The issue of mining on gravel terraces adjacent to the river has been largely dormant over the last few years as Napa-based Syar has methodically worked its way through its permit to rake 100 acres of rock off river banks south of Healdsburg over a 10-year span. Another mining company, Hanson Aggregates of Pleasanton, quit terrace mining in 2003 and uses trucks and barges to transport rock to Sonoma County from Canada and the East Bay.
Board Chairman Paul Kelley, whose district includes the river mining area, said he did not know why the company applied for an extension and said he hasn't studied the request sufficiently to form a position.
But west county Supervisor Mike Reilly, the board's strongest environmentalist, said he knows of no reason to grant the request.
"Unless something new has happened in the last 10 years, I don't see any reason to extend it," he said.
The first of many confrontations over the issue is set for Wednesday when staffers of the county Permit and Resource Management Department hold a "scoping" session to collect public comment on environmental issues that should be considered in connection with Syar's extension request. After that, there'll be an environmental impact report followed by Planning Commission hearings and ultimately a decision by supervisors.
"It is a process that takes nine to 15 months," said Mike Sotok, the county's senior environmental specialist. "It is certainly not getting done by April."
Syar's application does not seek to extract more rock out of river beds than currently permitted. Rather, it wants to pull rock out of the remaining 20-acre site over a five-year period because it can't get it out by the April 15 deadline.
Syar officials argue that a time-consuming permit process and delays associated with an unrelated lawsuit prevented the company from mining during the crucial June-to-October season last year.
Syar officials were not available Friday for comment about their request.
In the application, company president Jim Syar argues that Sonoma County's hard-rock quarries have yet to produce the high-quality aggregate necessary for numerous highway and housing projects coming online over the next several years. Keeping the Russian River source open as an option would help hold down construction costs, Syar said.

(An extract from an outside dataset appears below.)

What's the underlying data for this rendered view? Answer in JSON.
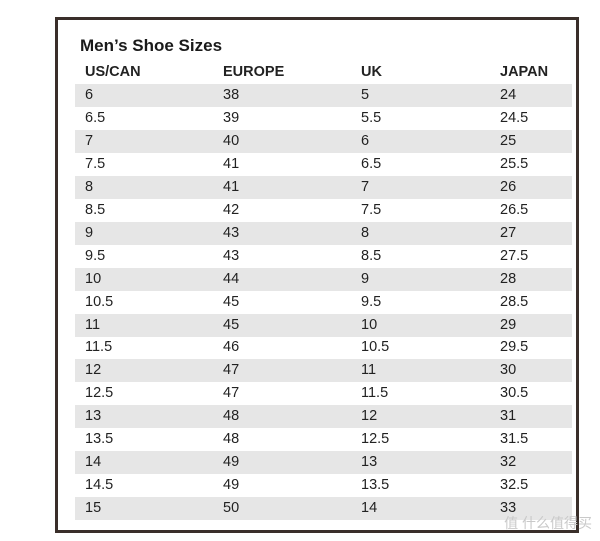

Ironically, supervisors are holding a hearing Tuesday on a request by Canyon Rock Company to expand its existing quarry near Forestville. The supervisors' votes on this and on Syar's requests will be scrutinized by the home building and construction industries as well as environmental groups.
David Keller, who heads the river protection group Friends of the Eel River, said environmental groups will fight Syar's request because gravel from the Russian River isn't necessary to the local economy and the company hasn't funded river habitat reclamation projects for impacts on the 80 acres it has already mined.
"This is a water resource that is being cannibalized for the sake of the construction industry and it's simply not needed when they have other sources available," Keller said. "It is cynical, dishonest, unscientific and uneconomic for them to argue that it has become the environmentally acceptable thing to do."
Terrace mining in the Russian River has been decreasing since 1994, when supervisors enacted the Aggregate Resources Management plan, which was designed to limit environmental impacts of mining and shift production to quarries. The amount of terrace-mined material has declined from 53 percent of the county's total aggregate production in 2001 to 25 percent in 2003, as quarries increasingly became the source for rock.